Oxfordshire's hunts, now reborn as hound exercise clubs, met as usual for the traditional start of the hunting season on Saturday and insisted their activities were within the law.

About 90 members of the Bicester and Whaddon Chase Hound Exercise Club met last Thursday for their opening exercise and 60 riders gathered again on Saturday for a meeting.

Club secretary Robert Vallance said: "We were meeting as we normally would at the start of the hunting season.

"Our main aims at the moment are to act at all times within the law and to maintain the structure and integrity of the club with regard to staff and the hounds until such time as the law is changed.

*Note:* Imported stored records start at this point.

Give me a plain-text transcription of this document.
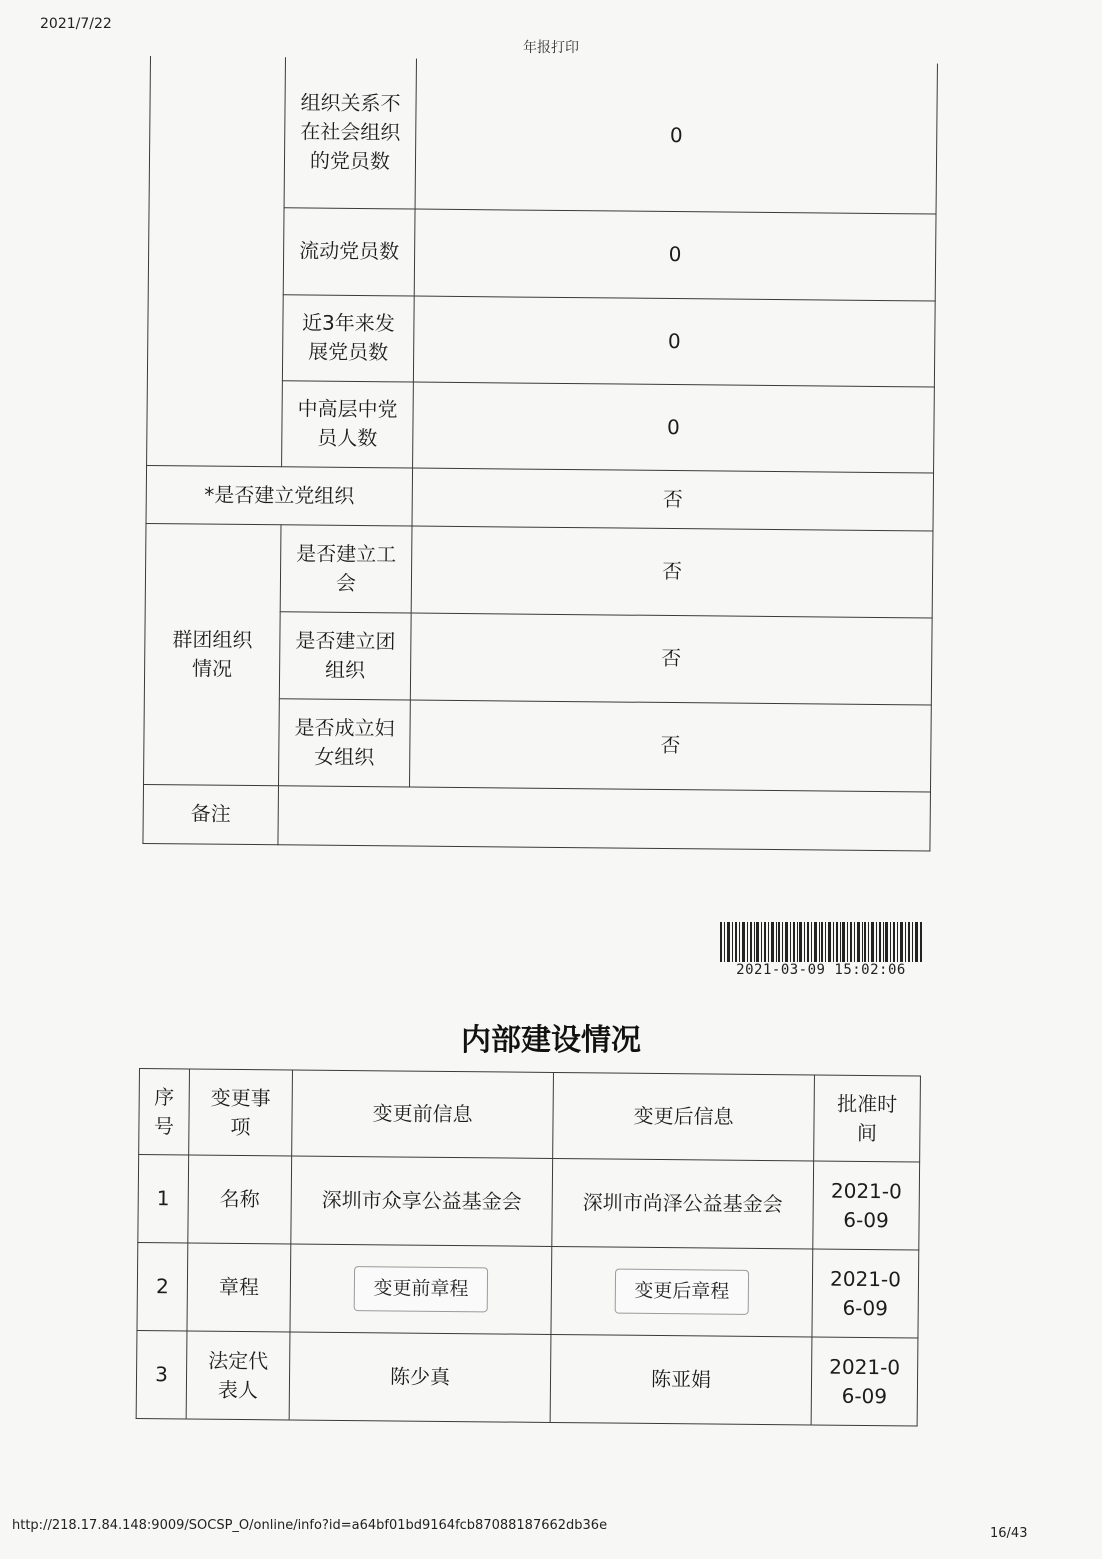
2021/7/22
年报打印
	组织关系不在社会组织的党员数	0
	流动党员数	0
	近3年来发展党员数	0
	中高层中党员人数	0
*是否建立党组织		否
群团组织情况	是否建立工会	否
	是否建立团组织	否
	是否成立妇女组织	否
备注		
2021-03-09 15:02:06
内部建设情况
序号	变更事项	变更前信息	变更后信息	批准时间
1	名称	深圳市众享公益基金会	深圳市尚泽公益基金会	2021-06-09
2	章程	变更前章程	变更后章程	2021-06-09
3	法定代表人	陈少真	陈亚娟	2021-06-09
http://218.17.84.148:9009/SOCSP_O/online/info?id=a64bf01bd9164fcb87088187662db36e
16/43
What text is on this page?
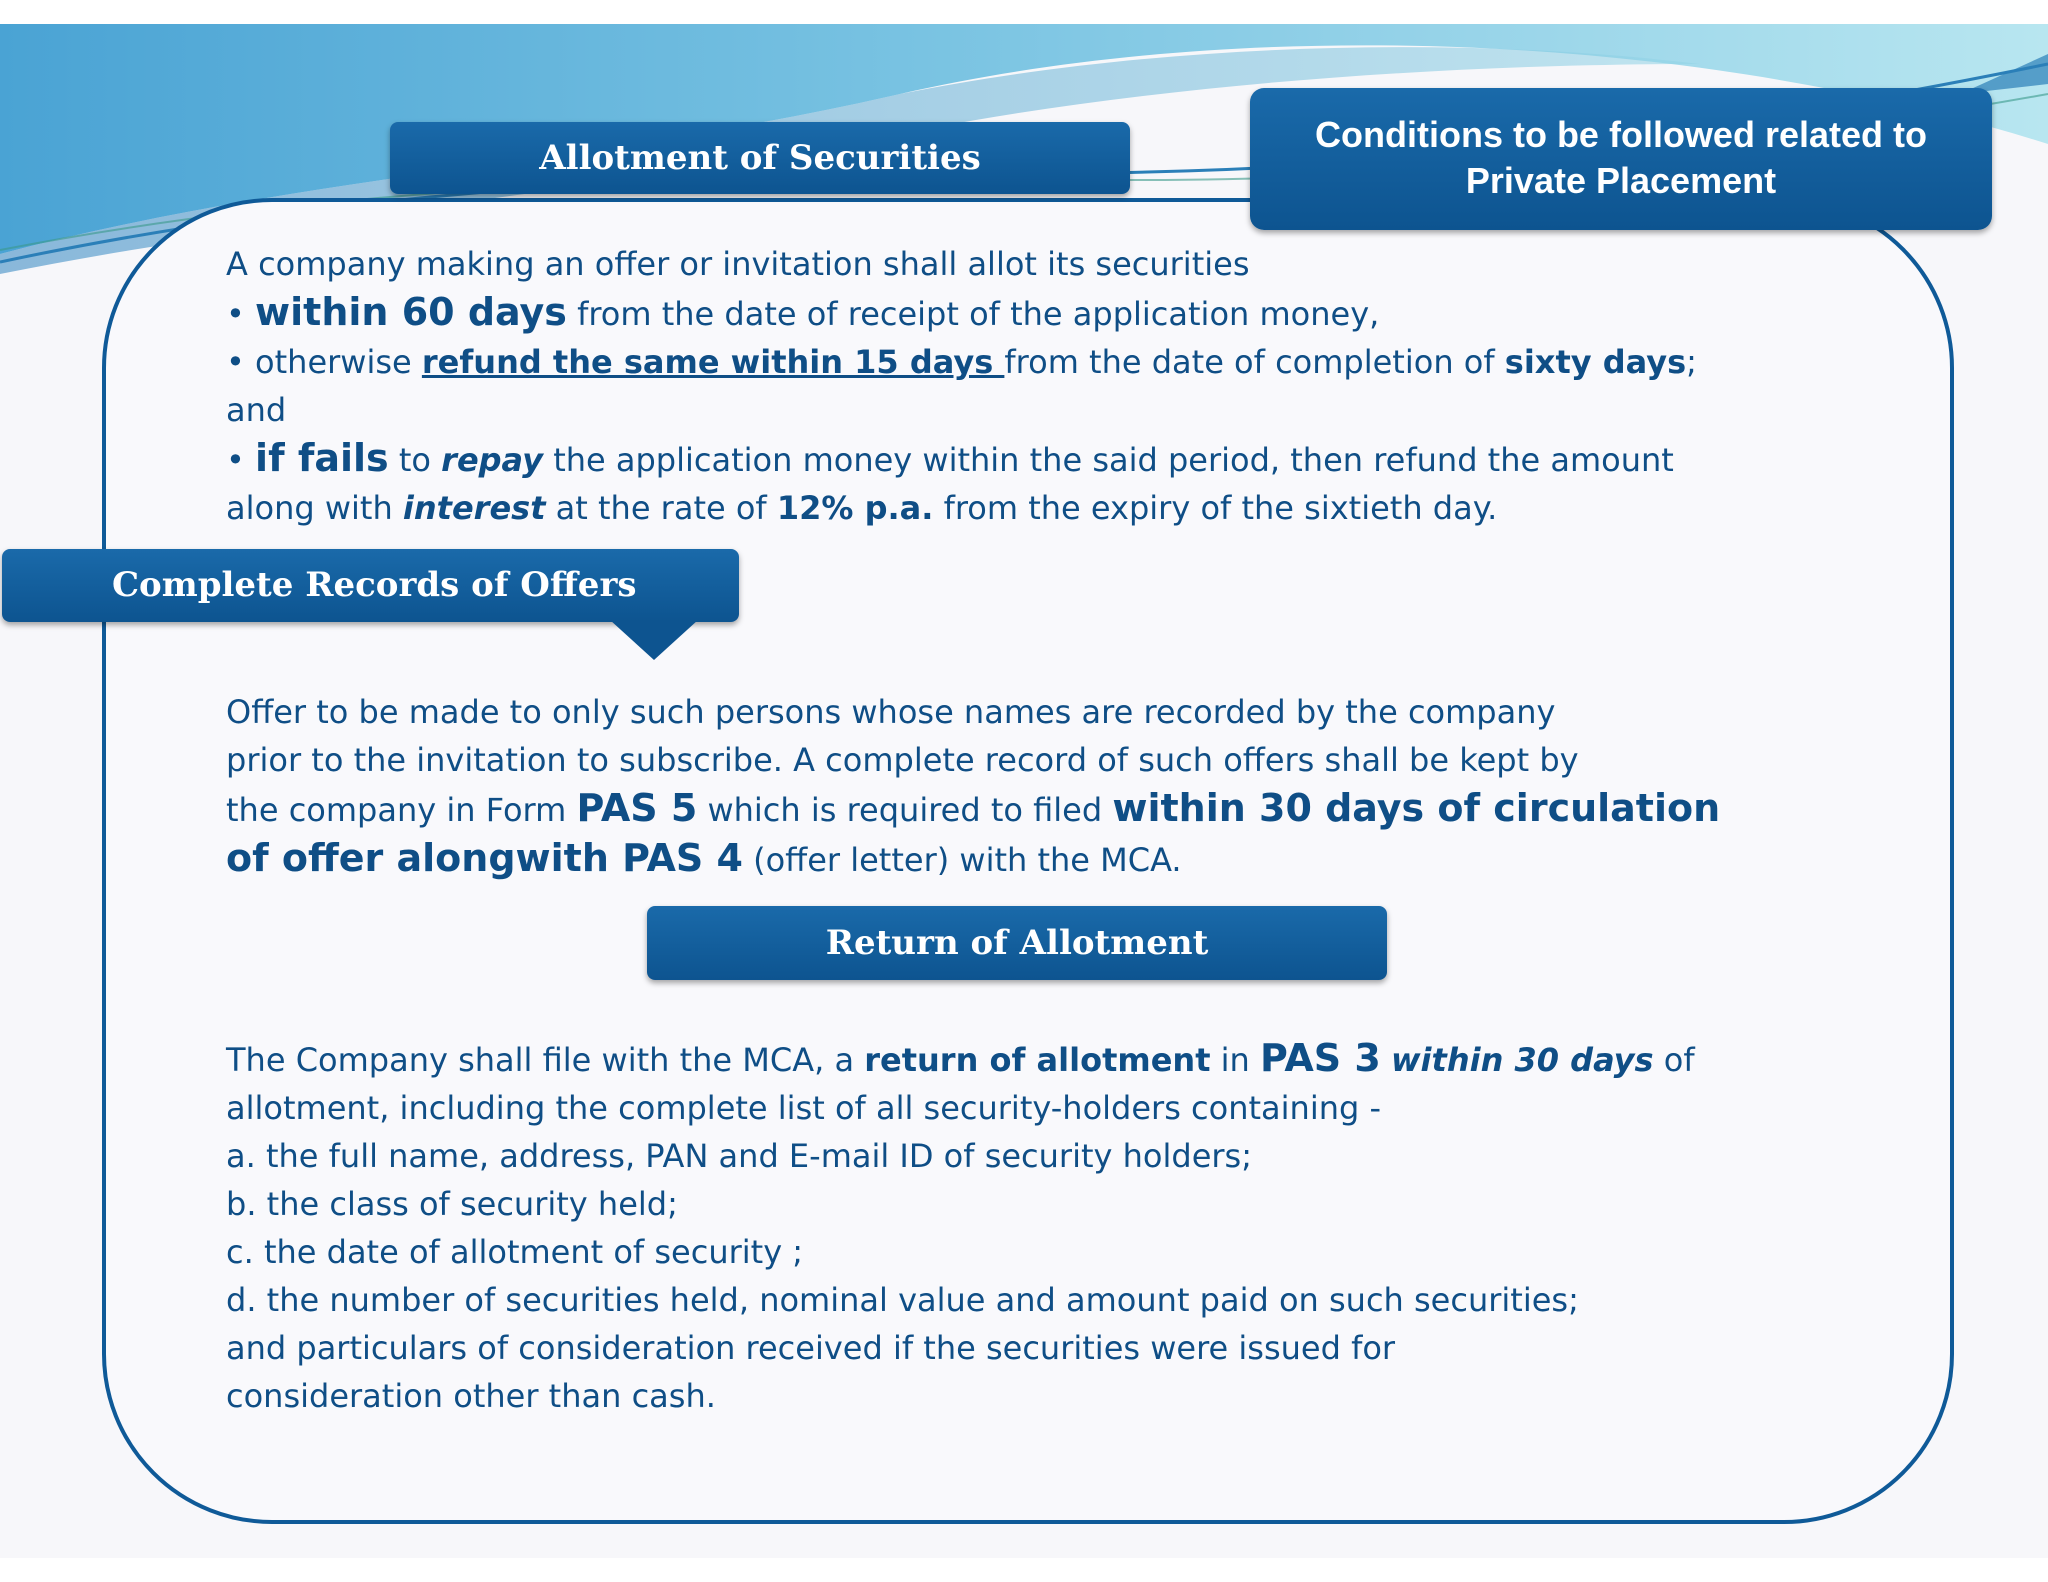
Allotment of Securities
Conditions to be followed related to
Private Placement

A company making an offer or invitation shall allot its securities

• within 60 days from the date of receipt of the application money,

• otherwise refund the same within 15 days from the date of completion of sixty days;

and

• if fails to repay the application money within the said period, then refund the amount

along with interest at the rate of 12% p.a. from the expiry of the sixtieth day.

Complete Records of Offers

Offer to be made to only such persons whose names are recorded by the company

prior to the invitation to subscribe. A complete record of such offers shall be kept by

the company in Form PAS 5 which is required to filed within 30 days of circulation

of offer alongwith PAS 4 (offer letter) with the MCA.

Return of Allotment

The Company shall file with the MCA, a return of allotment in PAS 3 within 30 days of

allotment, including the complete list of all security-holders containing -

a. the full name, address, PAN and E-mail ID of security holders;

b. the class of security held;

c. the date of allotment of security ;

d. the number of securities held, nominal value and amount paid on such securities;

and particulars of consideration received if the securities were issued for

consideration other than cash.
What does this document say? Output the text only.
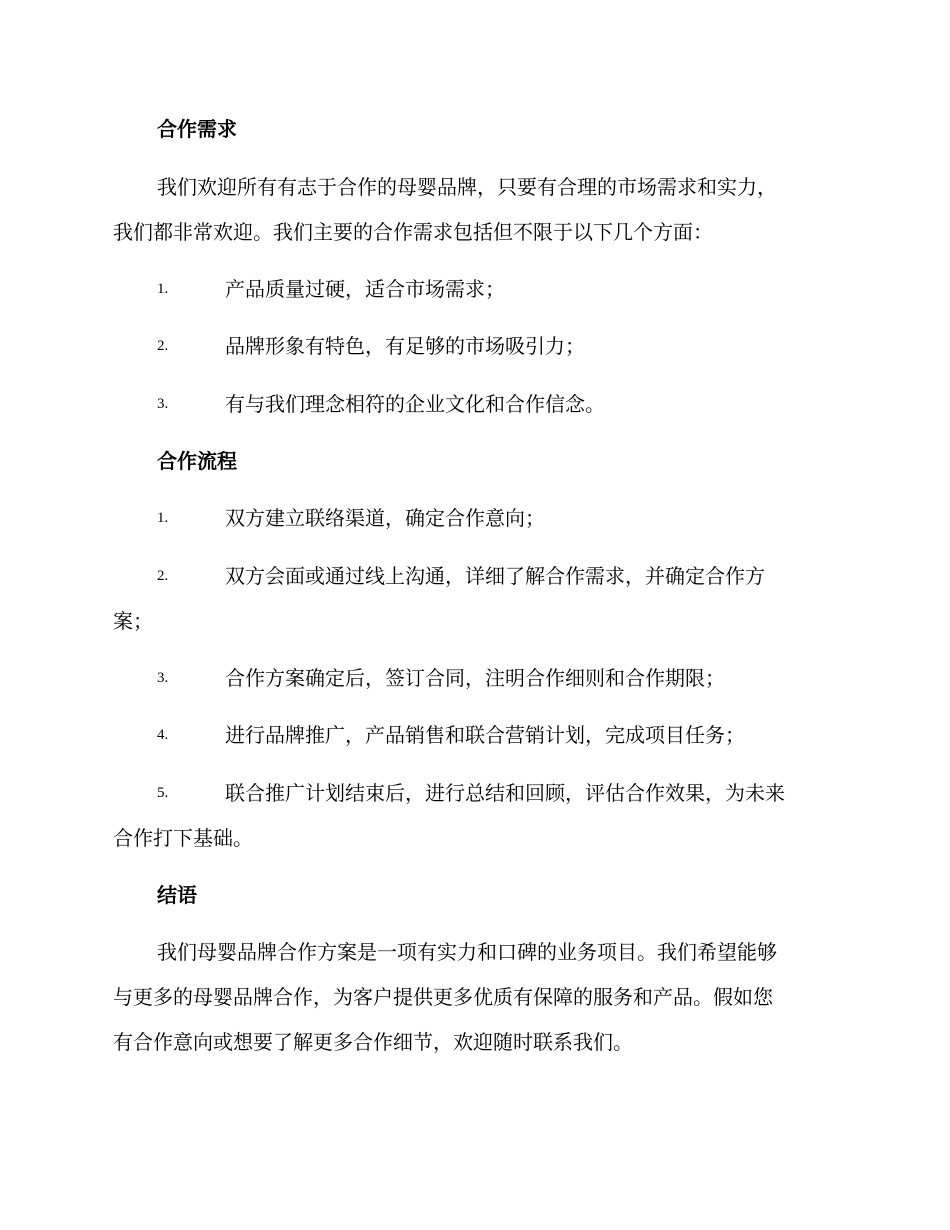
合作需求
我们欢迎所有有志于合作的母婴品牌，只要有合理的市场需求和实力，
我们都非常欢迎。我们主要的合作需求包括但不限于以下几个方面：
1.	产品质量过硬，适合市场需求；
2.	品牌形象有特色，有足够的市场吸引力；
3.	有与我们理念相符的企业文化和合作信念。
合作流程
1.	双方建立联络渠道，确定合作意向；
2.	双方会面或通过线上沟通，详细了解合作需求，并确定合作方
案；
3.	合作方案确定后，签订合同，注明合作细则和合作期限；
4.	进行品牌推广，产品销售和联合营销计划，完成项目任务；
5.	联合推广计划结束后，进行总结和回顾，评估合作效果，为未来
合作打下基础。
结语
我们母婴品牌合作方案是一项有实力和口碑的业务项目。我们希望能够
与更多的母婴品牌合作，为客户提供更多优质有保障的服务和产品。假如您
有合作意向或想要了解更多合作细节，欢迎随时联系我们。
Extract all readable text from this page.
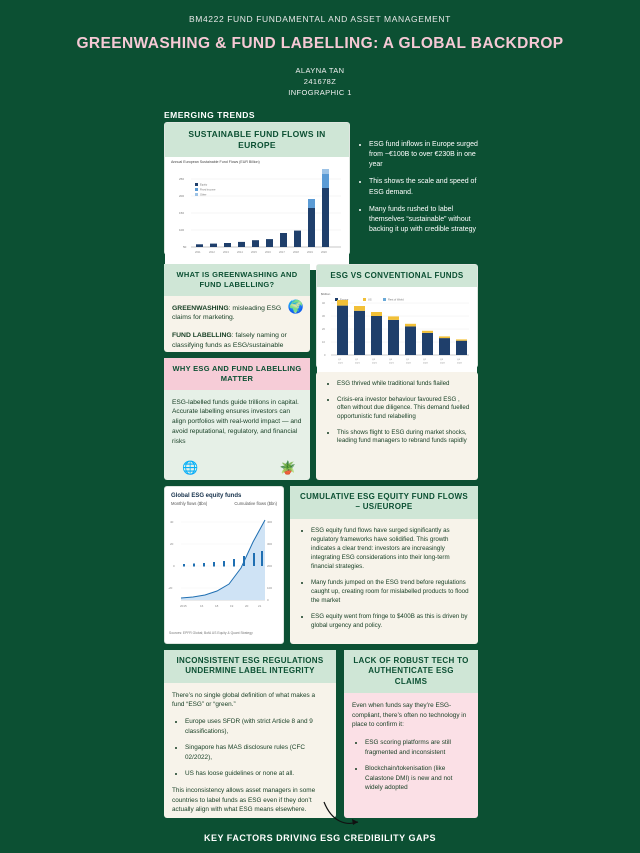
BM4222 FUND FUNDAMENTAL AND ASSET MANAGEMENT
GREENWASHING & FUND LABELLING: A GLOBAL BACKDROP
ALAYNA TAN
241678Z
INFOGRAPHIC 1
EMERGING TRENDS
SUSTAINABLE FUND FLOWS IN EUROPE
Annual European Sustainable Fund Flows (EUR Billion)
250
200
150
100
50
2011	2012	2013	2014	2015	2016	2017	2018	2019	2020
Equity
Fixed income
Other
• ESG fund inflows in Europe surged from ~€100B to over €230B in one year
• This shows the scale and speed of ESG demand.
• Many funds rushed to label themselves “sustainable” without backing it up with credible strategy
WHAT IS GREENWASHING AND FUND LABELLING?
🌍

GREENWASHING: misleading ESG claims for marketing.

FUND LABELLING: falsely naming or classifying funds as ESG/sustainable

ESG VS CONVENTIONAL FUNDS
$billion
40
30
20
10
0
US	Rest of World
Q1
2021
Q2
2021
Q3
2021
Q4
2021
Q1
2022
Q2
2022
Q3
2022
Q4
2022
WHY ESG AND FUND LABELLING MATTER
ESG-labelled funds guide trillions in capital. Accurate labelling ensures investors can align portfolios with real-world impact — and avoid reputational, regulatory, and financial risks
🌐	🪴
• ESG thrived while traditional funds flailed
• Crisis-era investor behaviour favoured ESG , often without due diligence. This demand fuelled opportunistic fund relabelling
• This shows flight to ESG during market shocks, leading fund managers to rebrand funds rapidly
Global ESG equity funds
Monthly flows ($bn)	Cumulative flows ($bn)
40
20
0
-20
400
300
200
100
0
2015	16	18	19	20	21
Sources: EPFR Global; BofA US Equity & Quant Strategy
CUMULATIVE ESG EQUITY FUND FLOWS – US/EUROPE
• ESG equity fund flows have surged significantly as regulatory frameworks have solidified. This growth indicates a clear trend: investors are increasingly integrating ESG considerations into their long-term financial strategies.
• Many funds jumped on the ESG trend before regulations caught up, creating room for mislabelled products to flood the market
• ESG equity went from fringe to $400B as this is driven by global urgency and policy.
INCONSISTENT ESG REGULATIONS UNDERMINE LABEL INTEGRITY

There’s no single global definition of what makes a fund “ESG” or “green.”

• Europe uses SFDR (with strict Article 8 and 9 classifications),
• Singapore has MAS disclosure rules (CFC 02/2022),
• US has loose guidelines or none at all.

This inconsistency allows asset managers in some countries to label funds as ESG even if they don’t actually align with what ESG means elsewhere.

LACK OF ROBUST TECH TO AUTHENTICATE ESG CLAIMS

Even when funds say they’re ESG-compliant, there’s often no technology in place to confirm it:

• ESG scoring platforms are still fragmented and inconsistent
• Blockchain/tokenisation (like Calastone DMI) is new and not widely adopted
KEY FACTORS DRIVING ESG CREDIBILITY GAPS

"Our activities simulate hunting. We create artificial scent lines for the hounds. This way we're still providing sport for our members, but we're within the law.

"Our numbers are still holding up well. The support we're receiving is stronger than ever before."

The club plans to meet three or four times a week in its territory in north Oxfordshire, Buckinghamshire, Northamptonshire and south Warwickshire.

Penny Little, an anti-hunting campaigner who lives in Great Haseley and is county chairman of Protect Our Wild Animals, was in Warwickshire over the weekend to monitor hunts.

She said: "Hunt monitors need more back-up from the police. We're very vulnerable. We're on the receiving end of a considerable amount of abuse."